Tuesday, October 6, 2009

Swine flu rumors and fears : The New Yorker

On April 21st, the Centers for Disease Control and Prevention reported that two children in Southern California had developed a "febrile respiratory illness" caused by a flu virus that had never before been recognized in humans. The C.D.C. referred to the infection, in its Morbidity and Mortality Weekly Report, as a swine-flu virus, because some of its genes matched genes found in pigs. It was a deeply unfortunate—and largely misleading—choice of words.

It was misleading because most strains of the influenza virus consist of genes from pigs, humans, and birds that have combined in a variety of ways. Pigs, in particular, often serve as a mixing vessel for human and animal flu viruses, because the receptors on their respiratory cells are similar to ours. As it happens, this strain (formally known as 2009 H1N1) was new not only to humans; it had also never been seen in pigs.

The description was unfortunate because many Americans associate the term "swine flu" with one of the country's most prominent public-health debacles. In 1976, Army recruits at Fort Dix, New Jersey, became infected by a strain of influenza (another H1N1 variant) resembling the virus that caused the most lethal medical catastrophe of modern times, the Spanish-flu epidemic of 1918, which killed more than fifty million people. The Ford Administration, fearing the worst, attempted to vaccinate the entire nation. But the epidemic never arrived. A few of the millions who were vaccinated, however, suffered injury, and some even died. Trust in public-health officials was undermined, and it has never been fully restored. The episode helped establish a widespread fear of vaccines that—fuelled by groundless but impassioned claims about a link between autism and the measles vaccine—persists to this day. More than that, it created a false sense, shared by millions, that vaccines were at least as threatening as the diseases they prevent.

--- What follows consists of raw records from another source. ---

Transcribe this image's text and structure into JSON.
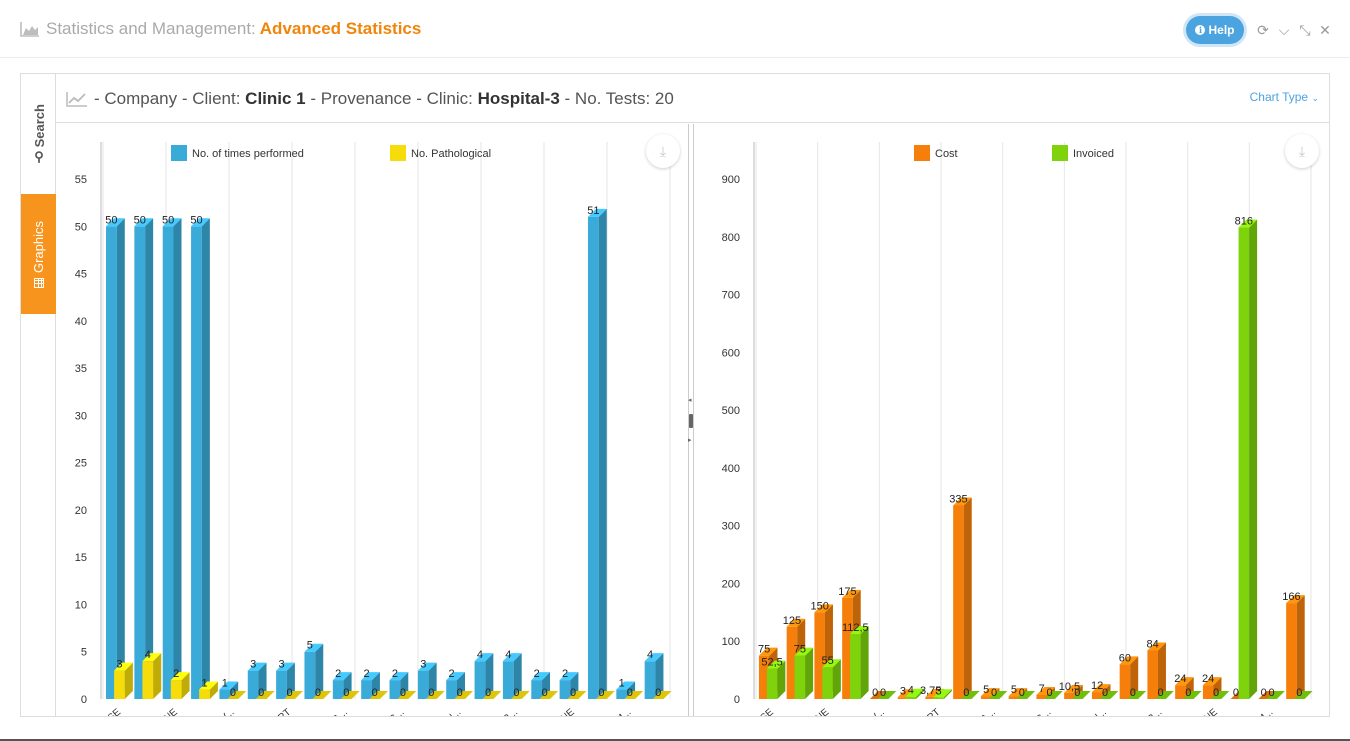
{
  "header": {
    "title_prefix": "Statistics and Management:",
    "title_accent": "Advanced Statistics",
    "help_label": "Help"
  },
  "side_tabs": {
    "search_label": "Search",
    "graphics_label": "Graphics"
  },
  "chart_header": {
    "part1": "- Company - Client:",
    "client": "Clinic 1",
    "part2": "- Provenance - Clinic:",
    "clinic": "Hospital-3",
    "part3": "- No. Tests: 20",
    "chart_type_label": "Chart Type"
  },
  "colors": {
    "accent": "#f0850a",
    "tab_active": "#f7941d",
    "help": "#4ba3e0",
    "blue_series": "#3aabd8",
    "yellow_series": "#f5dc0a",
    "orange_series": "#f57f0a",
    "green_series": "#7ed30c"
  },
  "chart_data": [
    {
      "type": "bar",
      "categories": [
        "GLUCOSE",
        "",
        "CREATININE",
        "",
        "GLUCOSE CURV...",
        "",
        "ALT/GPT",
        "",
        "ANTI-RUBELLA...",
        "",
        "ANTI-CYTOMEG...",
        "",
        "ANTI-EPSTEIN...",
        "",
        "BORRELIA BUR...",
        "",
        "METHADONE",
        "",
        "BLEEDING TIM...",
        ""
      ],
      "series": [
        {
          "name": "No. of times performed",
          "values": [
            50,
            50,
            50,
            50,
            1,
            3,
            3,
            5,
            2,
            2,
            2,
            3,
            2,
            4,
            4,
            2,
            2,
            51,
            1,
            4
          ],
          "labels": [
            "50",
            "50",
            "50",
            "50",
            "1",
            "3",
            "3",
            "5",
            "2",
            "2",
            "2",
            "3",
            "2",
            "4",
            "4",
            "2",
            "2",
            "51",
            "1",
            "4"
          ]
        },
        {
          "name": "No. Pathological",
          "values": [
            3,
            4,
            2,
            1,
            0,
            0,
            0,
            0,
            0,
            0,
            0,
            0,
            0,
            0,
            0,
            0,
            0,
            0,
            0,
            0
          ],
          "labels": [
            "3",
            "4",
            "2",
            "1",
            "0",
            "0",
            "0",
            "0",
            "0",
            "0",
            "0",
            "0",
            "0",
            "0",
            "0",
            "0",
            "0",
            "0",
            "0",
            "0"
          ]
        }
      ],
      "yticks": [
        "0",
        "5",
        "10",
        "15",
        "20",
        "25",
        "30",
        "35",
        "40",
        "45",
        "50",
        "55"
      ],
      "ylim": [
        0,
        55
      ],
      "legend": "top",
      "grid": "vertical"
    },
    {
      "type": "bar",
      "categories": [
        "GLUCOSE",
        "",
        "CREATININE",
        "",
        "GLUCOSE CURV...",
        "",
        "ALT/GPT",
        "",
        "ANTI-RUBELLA...",
        "",
        "ANTI-CYTOMEG...",
        "",
        "ANTI-EPSTEIN...",
        "",
        "BORRELIA BUR...",
        "",
        "METHADONE",
        "",
        "BLEEDING TIM...",
        ""
      ],
      "series": [
        {
          "name": "Cost",
          "values": [
            75,
            125,
            150,
            175,
            0,
            3,
            3.75,
            335,
            5,
            5,
            7,
            10.5,
            12,
            60,
            84,
            24,
            24,
            0,
            0,
            166
          ],
          "labels": [
            "75",
            "125",
            "150",
            "175",
            "0",
            "3",
            "3,75",
            "335",
            "5",
            "5",
            "7",
            "10,5",
            "12",
            "60",
            "84",
            "24",
            "24",
            "0",
            "0",
            "166"
          ]
        },
        {
          "name": "Invoiced",
          "values": [
            52.5,
            75,
            55,
            112.5,
            0,
            4,
            3,
            0,
            0,
            0,
            0,
            0,
            0,
            0,
            0,
            0,
            0,
            816,
            0,
            0
          ],
          "labels": [
            "52,5",
            "75",
            "55",
            "112,5",
            "0",
            "4",
            "3",
            "0",
            "0",
            "0",
            "0",
            "0",
            "0",
            "0",
            "0",
            "0",
            "0",
            "816",
            "0",
            "0"
          ]
        }
      ],
      "yticks": [
        "0",
        "100",
        "200",
        "300",
        "400",
        "500",
        "600",
        "700",
        "800",
        "900"
      ],
      "ylim": [
        0,
        900
      ],
      "legend": "top",
      "grid": "vertical"
    }
  ]
}
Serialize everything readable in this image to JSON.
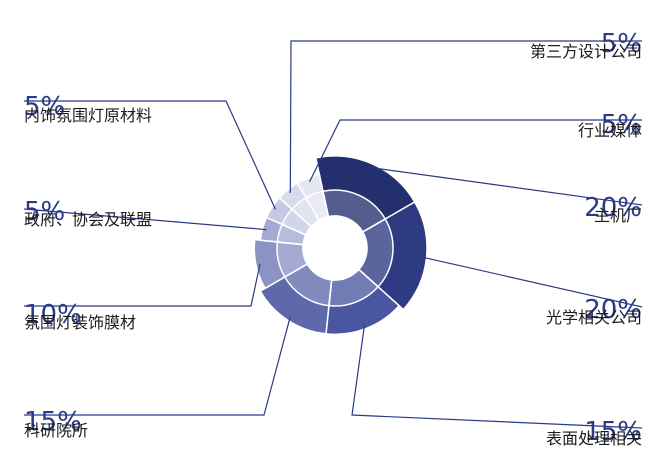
{
  "chart_data": {
    "type": "pie",
    "variant": "sunburst-rose",
    "title": "",
    "slices": [
      {
        "label": "主机厂",
        "value": 20,
        "display": "20%",
        "color": "#24306e"
      },
      {
        "label": "光学相关公司",
        "value": 20,
        "display": "20%",
        "color": "#2e3a82"
      },
      {
        "label": "表面处理相关",
        "value": 15,
        "display": "15%",
        "color": "#4a569f"
      },
      {
        "label": "科研院所",
        "value": 15,
        "display": "15%",
        "color": "#5e69ab"
      },
      {
        "label": "氛围灯装饰膜材",
        "value": 10,
        "display": "10%",
        "color": "#8b93c4"
      },
      {
        "label": "政府、协会及联盟",
        "value": 5,
        "display": "5%",
        "color": "#a3a9d1"
      },
      {
        "label": "内饰氛围灯原材料",
        "value": 5,
        "display": "5%",
        "color": "#c5c9e2"
      },
      {
        "label": "第三方设计公司",
        "value": 5,
        "display": "5%",
        "color": "#d8dbec"
      },
      {
        "label": "行业媒体",
        "value": 5,
        "display": "5%",
        "color": "#e4e6f1"
      }
    ]
  }
}
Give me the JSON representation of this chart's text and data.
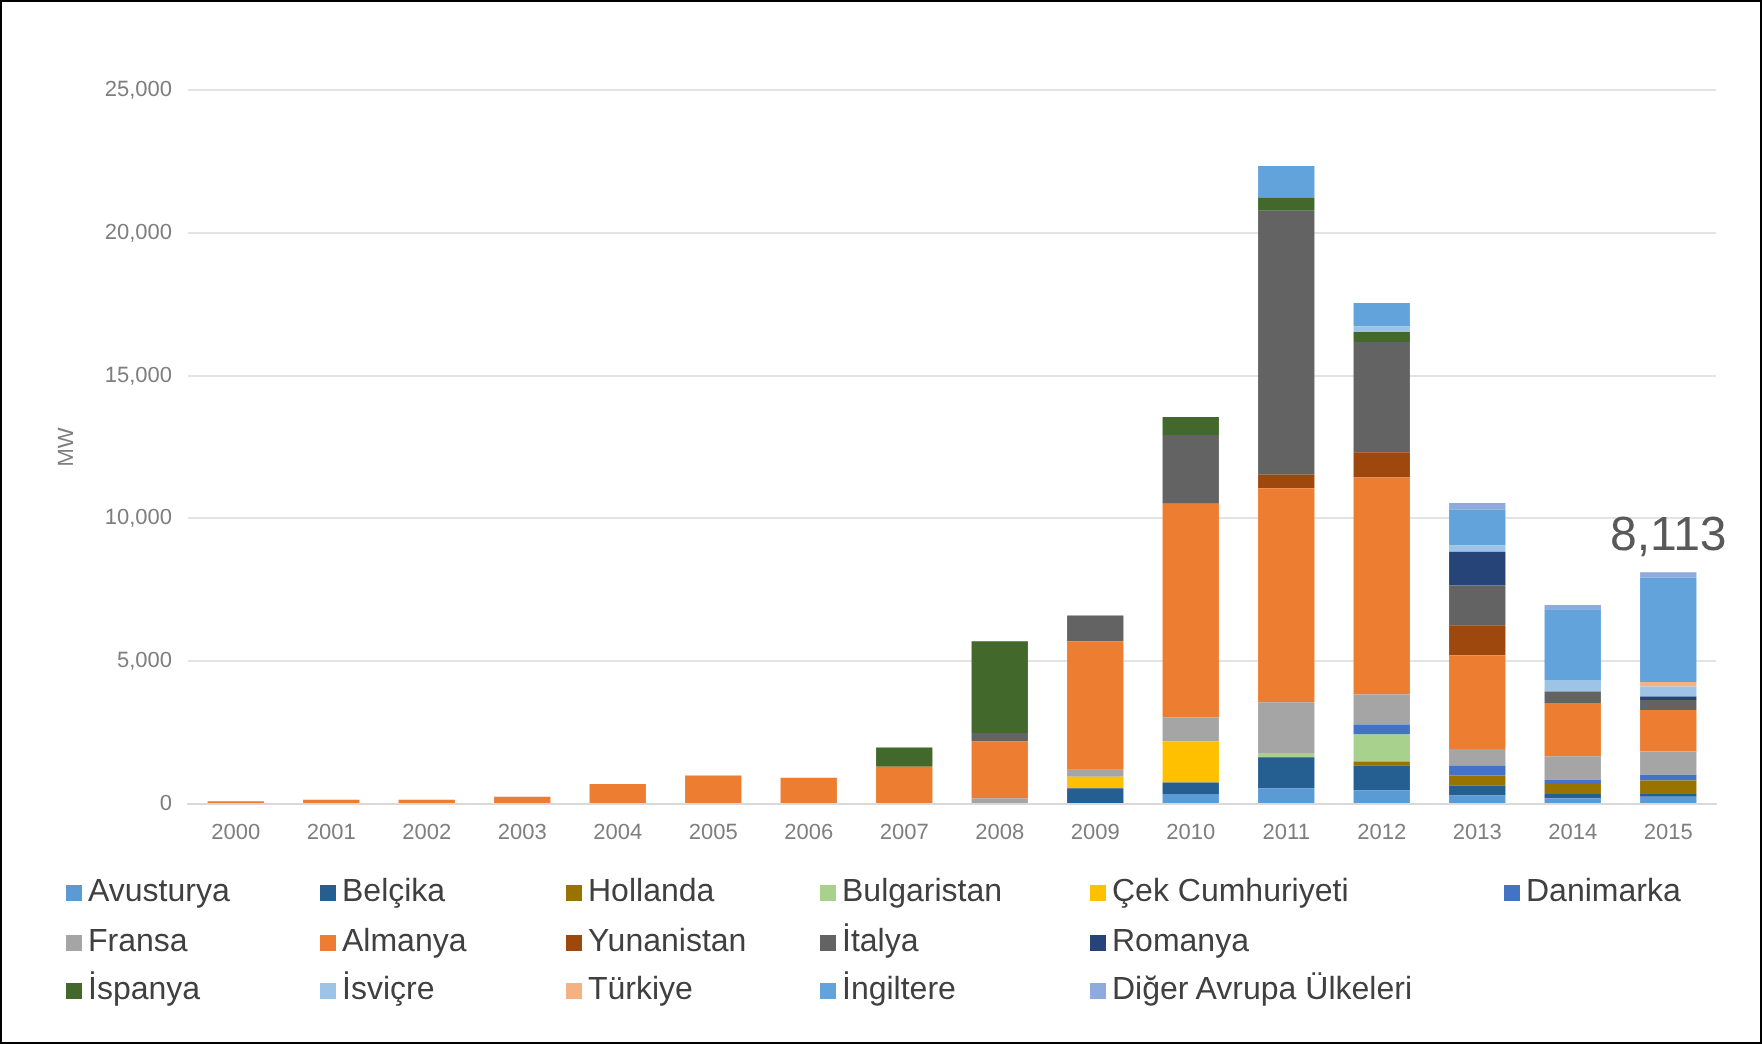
{
  "chart_data": {
    "type": "bar",
    "stacked": true,
    "ylabel": "MW",
    "categories": [
      "2000",
      "2001",
      "2002",
      "2003",
      "2004",
      "2005",
      "2006",
      "2007",
      "2008",
      "2009",
      "2010",
      "2011",
      "2012",
      "2013",
      "2014",
      "2015"
    ],
    "series": [
      {
        "name": "Avusturya",
        "color": "#5b9bd5",
        "values": [
          null,
          null,
          null,
          null,
          null,
          null,
          null,
          null,
          null,
          null,
          350,
          540,
          470,
          300,
          200,
          250
        ]
      },
      {
        "name": "Belçika",
        "color": "#255e91",
        "values": [
          null,
          null,
          null,
          null,
          null,
          null,
          null,
          null,
          null,
          550,
          400,
          1100,
          870,
          350,
          150,
          100
        ]
      },
      {
        "name": "Hollanda",
        "color": "#997300",
        "values": [
          null,
          null,
          null,
          null,
          null,
          null,
          null,
          null,
          null,
          null,
          null,
          null,
          150,
          350,
          350,
          470
        ]
      },
      {
        "name": "Bulgaristan",
        "color": "#a9d18e",
        "values": [
          null,
          null,
          null,
          null,
          null,
          null,
          null,
          null,
          null,
          null,
          null,
          120,
          940,
          null,
          null,
          null
        ]
      },
      {
        "name": "Çek Cumhuriyeti",
        "color": "#ffc000",
        "values": [
          null,
          null,
          null,
          null,
          null,
          null,
          null,
          null,
          null,
          400,
          1450,
          null,
          null,
          null,
          null,
          null
        ]
      },
      {
        "name": "Danimarka",
        "color": "#4472c4",
        "values": [
          null,
          null,
          null,
          null,
          null,
          null,
          null,
          null,
          null,
          null,
          null,
          null,
          350,
          350,
          150,
          200
        ]
      },
      {
        "name": "Fransa",
        "color": "#a5a5a5",
        "values": [
          null,
          null,
          null,
          null,
          null,
          null,
          null,
          null,
          200,
          250,
          840,
          1800,
          1050,
          580,
          820,
          820
        ]
      },
      {
        "name": "Almanya",
        "color": "#ed7d31",
        "values": [
          100,
          150,
          150,
          250,
          700,
          1000,
          920,
          1300,
          1990,
          4500,
          7470,
          7500,
          7600,
          3280,
          1870,
          1450
        ]
      },
      {
        "name": "Yunanistan",
        "color": "#9e480e",
        "values": [
          null,
          null,
          null,
          null,
          null,
          null,
          null,
          null,
          null,
          null,
          null,
          470,
          890,
          1050,
          null,
          null
        ]
      },
      {
        "name": "İtalya",
        "color": "#636363",
        "values": [
          null,
          null,
          null,
          null,
          null,
          null,
          null,
          null,
          300,
          900,
          2410,
          9240,
          3860,
          1400,
          400,
          350
        ]
      },
      {
        "name": "Romanya",
        "color": "#264478",
        "values": [
          null,
          null,
          null,
          null,
          null,
          null,
          null,
          null,
          null,
          null,
          null,
          null,
          null,
          1170,
          null,
          120
        ]
      },
      {
        "name": "İspanya",
        "color": "#43682b",
        "values": [
          null,
          null,
          null,
          null,
          null,
          null,
          null,
          680,
          3210,
          null,
          630,
          470,
          350,
          null,
          null,
          null
        ]
      },
      {
        "name": "İsviçre",
        "color": "#9dc3e6",
        "values": [
          null,
          null,
          null,
          null,
          null,
          null,
          null,
          null,
          null,
          null,
          null,
          null,
          190,
          230,
          400,
          350
        ]
      },
      {
        "name": "Türkiye",
        "color": "#f4b183",
        "values": [
          null,
          null,
          null,
          null,
          null,
          null,
          null,
          null,
          null,
          null,
          null,
          null,
          null,
          null,
          null,
          160
        ]
      },
      {
        "name": "İngiltere",
        "color": "#62a3dc",
        "values": [
          null,
          null,
          null,
          null,
          null,
          null,
          null,
          null,
          null,
          null,
          null,
          1100,
          820,
          1240,
          2480,
          3663
        ]
      },
      {
        "name": "Diğer Avrupa Ülkeleri",
        "color": "#8faadc",
        "values": [
          null,
          null,
          null,
          null,
          null,
          null,
          null,
          null,
          null,
          null,
          null,
          null,
          null,
          240,
          150,
          180
        ]
      }
    ],
    "ylim": [
      0,
      25000
    ],
    "yticks": [
      {
        "value": 0,
        "label": "0"
      },
      {
        "value": 5000,
        "label": "5,000"
      },
      {
        "value": 10000,
        "label": "10,000"
      },
      {
        "value": 15000,
        "label": "15,000"
      },
      {
        "value": 20000,
        "label": "20,000"
      },
      {
        "value": 25000,
        "label": "25,000"
      }
    ],
    "totals": [
      null,
      null,
      null,
      null,
      null,
      null,
      null,
      null,
      null,
      null,
      null,
      null,
      null,
      null,
      null,
      "8,113"
    ],
    "grid": "y",
    "legend": "bottom"
  }
}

Fear spreads as rapidly as any virus, and in the weeks following the C.D.C. announcement the words "pandemic," "novel," and "swine" appeared daily in news accounts. In Mexico, where the epidemic gained its first foothold, two thousand people had been infected and nearly a hundred had died by the end of April. All schools, universities, museums, and theatres in Mexico City were closed. Sunday Masses, usually celebrated by millions, were cancelled. Experts noted that the influenza epidemic of 1918 had also been caused by a novel strain of the H1N1 virus. On June 11th, Margaret Chan, the director general of the World Health Organization, declared the highest level of international public-health alert, saying that the "world is now at the start of the 2009 influenza pandemic.'' She stressed that the new virus was spreading readily from one person to the next and from one country to another. The official tone of ominous foreboding had been established.